Striker Tim Nasional (Timnas) Inggris, Callum Hudson-Odoi, turut menjadi korban aksi rasis pendukung Montenegro di laga kualifikasi Piala Eropa 2020. Mendapati situasi ini, Hudson-Odoi pun mengaku sangat geram. Sebab baginya, tindakan rasisme tak boleh ada di mana pun. Ia pun berharap ada tindakan tegas dari Federasi Sepakbola Eropa (UEFA) atas kejadian tersebut.

Laga yang mempertemukan Timnas Montenegro dan Inggris di Stadion Pod Goricom, Selasa (26/3/2019) dini hari WIB memang harus dinodai dengan aksi rasisme yang ditunjukkan pendukung tuan rumah. Mereka melontarkan nyanyian yang syarat dengan rasisme dan beberapa aksi yang mengganggu para penggawa The Three Lions –julukan Timnas Inggris.


Hudson-Odoi pun turut merasakan hal tersebut.
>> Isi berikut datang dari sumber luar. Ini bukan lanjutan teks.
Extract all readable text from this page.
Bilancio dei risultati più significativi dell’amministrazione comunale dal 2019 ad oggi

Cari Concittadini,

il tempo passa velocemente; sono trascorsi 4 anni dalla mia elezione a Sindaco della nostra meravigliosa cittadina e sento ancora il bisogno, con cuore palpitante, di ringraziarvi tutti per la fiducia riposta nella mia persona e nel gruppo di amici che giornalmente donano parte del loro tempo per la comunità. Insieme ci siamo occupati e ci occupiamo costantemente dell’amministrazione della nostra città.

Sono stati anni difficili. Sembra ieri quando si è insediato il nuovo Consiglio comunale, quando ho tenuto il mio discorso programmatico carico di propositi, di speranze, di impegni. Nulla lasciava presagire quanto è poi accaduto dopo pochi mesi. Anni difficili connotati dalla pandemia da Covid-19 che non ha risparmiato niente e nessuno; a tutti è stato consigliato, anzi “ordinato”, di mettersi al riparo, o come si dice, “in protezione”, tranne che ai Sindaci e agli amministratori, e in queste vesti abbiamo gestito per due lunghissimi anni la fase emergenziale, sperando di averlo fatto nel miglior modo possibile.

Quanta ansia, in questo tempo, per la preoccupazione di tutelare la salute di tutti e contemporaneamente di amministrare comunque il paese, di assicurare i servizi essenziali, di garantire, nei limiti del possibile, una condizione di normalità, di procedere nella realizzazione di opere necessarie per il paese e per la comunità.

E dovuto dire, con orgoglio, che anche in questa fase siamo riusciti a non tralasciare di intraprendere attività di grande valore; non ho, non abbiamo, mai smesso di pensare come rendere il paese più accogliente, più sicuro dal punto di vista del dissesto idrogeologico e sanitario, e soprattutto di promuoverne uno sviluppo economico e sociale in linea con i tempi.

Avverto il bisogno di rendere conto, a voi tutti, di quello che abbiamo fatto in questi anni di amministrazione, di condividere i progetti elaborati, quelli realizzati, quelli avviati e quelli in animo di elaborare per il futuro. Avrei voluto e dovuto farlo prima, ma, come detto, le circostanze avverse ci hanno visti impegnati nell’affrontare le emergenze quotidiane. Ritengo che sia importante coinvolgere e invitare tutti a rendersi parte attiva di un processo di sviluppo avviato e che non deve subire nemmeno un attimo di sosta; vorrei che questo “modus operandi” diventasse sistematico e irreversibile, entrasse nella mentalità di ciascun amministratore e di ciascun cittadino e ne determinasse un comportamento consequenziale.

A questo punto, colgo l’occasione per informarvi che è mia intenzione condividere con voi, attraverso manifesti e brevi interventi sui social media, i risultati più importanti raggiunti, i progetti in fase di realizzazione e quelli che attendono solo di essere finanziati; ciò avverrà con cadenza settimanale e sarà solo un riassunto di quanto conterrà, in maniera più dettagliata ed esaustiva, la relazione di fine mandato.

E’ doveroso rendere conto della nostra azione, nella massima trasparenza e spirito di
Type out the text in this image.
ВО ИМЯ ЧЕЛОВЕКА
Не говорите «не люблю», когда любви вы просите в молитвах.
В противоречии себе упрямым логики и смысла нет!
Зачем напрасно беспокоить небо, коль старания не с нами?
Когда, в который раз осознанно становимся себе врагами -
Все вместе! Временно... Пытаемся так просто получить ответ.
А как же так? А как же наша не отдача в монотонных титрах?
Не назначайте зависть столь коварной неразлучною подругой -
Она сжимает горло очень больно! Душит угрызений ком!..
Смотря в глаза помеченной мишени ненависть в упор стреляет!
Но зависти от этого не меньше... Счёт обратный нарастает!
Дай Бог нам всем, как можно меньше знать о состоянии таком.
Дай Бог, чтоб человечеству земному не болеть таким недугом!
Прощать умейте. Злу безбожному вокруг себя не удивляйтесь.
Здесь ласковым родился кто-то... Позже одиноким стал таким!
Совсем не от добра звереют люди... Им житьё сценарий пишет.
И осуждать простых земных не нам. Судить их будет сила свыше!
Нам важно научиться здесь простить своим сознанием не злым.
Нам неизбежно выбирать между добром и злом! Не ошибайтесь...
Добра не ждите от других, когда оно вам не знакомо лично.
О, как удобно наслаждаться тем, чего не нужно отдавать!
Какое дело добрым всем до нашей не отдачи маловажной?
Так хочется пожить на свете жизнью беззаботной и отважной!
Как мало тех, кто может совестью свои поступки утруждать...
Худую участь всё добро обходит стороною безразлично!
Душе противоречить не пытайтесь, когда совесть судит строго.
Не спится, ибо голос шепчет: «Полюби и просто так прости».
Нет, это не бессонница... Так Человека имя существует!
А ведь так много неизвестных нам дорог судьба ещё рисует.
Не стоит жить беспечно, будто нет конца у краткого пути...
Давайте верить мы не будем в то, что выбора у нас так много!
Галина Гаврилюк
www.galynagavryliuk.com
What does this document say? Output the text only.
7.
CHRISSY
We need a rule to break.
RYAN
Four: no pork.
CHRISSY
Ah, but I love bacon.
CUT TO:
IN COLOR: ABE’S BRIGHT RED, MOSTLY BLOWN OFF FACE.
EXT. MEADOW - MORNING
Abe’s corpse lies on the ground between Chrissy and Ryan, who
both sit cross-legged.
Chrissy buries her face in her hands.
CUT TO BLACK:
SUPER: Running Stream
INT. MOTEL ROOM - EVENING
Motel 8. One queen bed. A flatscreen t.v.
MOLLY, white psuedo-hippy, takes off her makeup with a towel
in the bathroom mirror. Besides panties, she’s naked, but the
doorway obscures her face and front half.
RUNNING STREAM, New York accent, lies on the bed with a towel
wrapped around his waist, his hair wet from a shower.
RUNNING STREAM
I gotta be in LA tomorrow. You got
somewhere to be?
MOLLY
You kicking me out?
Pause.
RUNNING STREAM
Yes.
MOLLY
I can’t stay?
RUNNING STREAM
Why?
Beberapa pendukung Timnas Montenegro menirukan suara monyet kepadanya saat tengah bermain. Bagi Hudson-Odoi, tindakan seperti ini tak boleh dibiarkan karena dapat mengganggu mental para pemain. Beruntung, dirinya tak terpancing dengan situasi yang kurang menguntungkan tersebut. Tetapi, Hudson-Odoi tetap mengharapkan tindakan tegas dari UEFA agar aksi ini tidak terulang lagi di dunia sepakbola.


"Saya tidak berpikir aksi rasisme boleh ada di mana pun. Kami semua sama, kami harus memainkan laga yang adil dan menikmatinya. Tapi, saat Anda mendengar suara itu dari suporter, maka itu tidak benar. Tindakan itu tidak bisa diterima," ujar Hudson-Odoi, sebagaimana dikutip dari Goal, Selasa (26/3/2019).


"Semoga UEFA segara mengambil tindakan dengan benar. Saya dan Rose mendengar mereka berteriak 'ooh-ah', menirukan monyet. Kami harus menjaga fokus kami, menjaga mental untuk tetap kuat. Semoga Rose juga dalam kondisi baik-baik saja. Kami akan bicara dan membahas hal ini, tapi dia adalah pemain yang kuat. Semoga UEFA segera menyelesaikan situasi ini," tukasnya.